Both the EU and the U.K. have developed an approach to online harms that focuses on the algorithmic incentives that lead to the content being disseminated and amplified in the first place, which requires the platforms to be much more transparent in terms of how their algorithms work.

Currently, platforms keep their algorithmic data hidden inside a veritable black box, and do not have to consider anything other than their own bottom line when it comes to how their systems are designed. All other consumer-facing products have to consider the risk of their products, and then demonstrate that steps have been taken to mitigate those risks. Social media platforms have been largely exempt from this, which makes no sense.

This is especially true once one considers the long-standing Canadian statutory legal principle of the duty to act responsibly. As the Canadian Commission on Democratic Expression concluded in their final report, “The duty to act responsibly to be required of platforms must also include a recognition of the negative impact their activities can generate.”

Everyone has a right to be as lawfully offensive or objectionable as they choose to be online.
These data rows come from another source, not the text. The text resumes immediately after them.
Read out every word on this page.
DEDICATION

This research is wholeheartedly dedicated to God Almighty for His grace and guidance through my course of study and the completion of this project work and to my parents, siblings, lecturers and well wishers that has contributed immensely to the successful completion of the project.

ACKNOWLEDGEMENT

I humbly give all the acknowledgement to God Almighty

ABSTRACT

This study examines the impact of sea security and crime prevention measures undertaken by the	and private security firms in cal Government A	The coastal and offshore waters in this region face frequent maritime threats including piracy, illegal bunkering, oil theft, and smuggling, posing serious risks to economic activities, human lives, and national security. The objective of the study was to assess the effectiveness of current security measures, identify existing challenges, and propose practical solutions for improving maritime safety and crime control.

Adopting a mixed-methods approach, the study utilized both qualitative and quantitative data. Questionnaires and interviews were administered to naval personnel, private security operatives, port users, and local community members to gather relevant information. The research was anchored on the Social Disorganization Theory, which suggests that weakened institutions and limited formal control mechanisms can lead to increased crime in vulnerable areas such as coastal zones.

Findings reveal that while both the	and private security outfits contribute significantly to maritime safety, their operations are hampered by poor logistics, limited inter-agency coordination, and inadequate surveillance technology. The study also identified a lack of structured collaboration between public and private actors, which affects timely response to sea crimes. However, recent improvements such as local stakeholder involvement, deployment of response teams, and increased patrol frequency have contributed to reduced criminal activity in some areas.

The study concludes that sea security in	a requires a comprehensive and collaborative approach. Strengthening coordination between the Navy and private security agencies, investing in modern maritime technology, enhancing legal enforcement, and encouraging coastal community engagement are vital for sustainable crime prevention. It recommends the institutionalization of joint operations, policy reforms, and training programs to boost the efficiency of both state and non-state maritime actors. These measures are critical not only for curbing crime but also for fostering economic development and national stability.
Nobody, however, has the right to the algorithmic amplification of their speech so that it can be monetized or used for targeted harassment purposes.

Anti-violence advocates Farrah Khan and Mandi Gray recently wrote for the Star, noting that “The social media campaign against Heard is concerning, considering a recent study found that one in three Grade 9 and 10 Canadian youth in relationships report having experienced dating violence. The social media response to the trial contributes to the myths of intimate partner violence.”

Our online discourse is heavily set by the opaque, commercialized algorithms of a handful of social media platforms, and that has very real negative impacts on our kids offline.

Both Justin Trudeau and Jagmeet Singh are dads who claim to be feminists. Luckily for them, they have the opportunity to pass online harms legislation this fall that disincentives the algorithmic amplification of rampant misogyny to Canadian youth.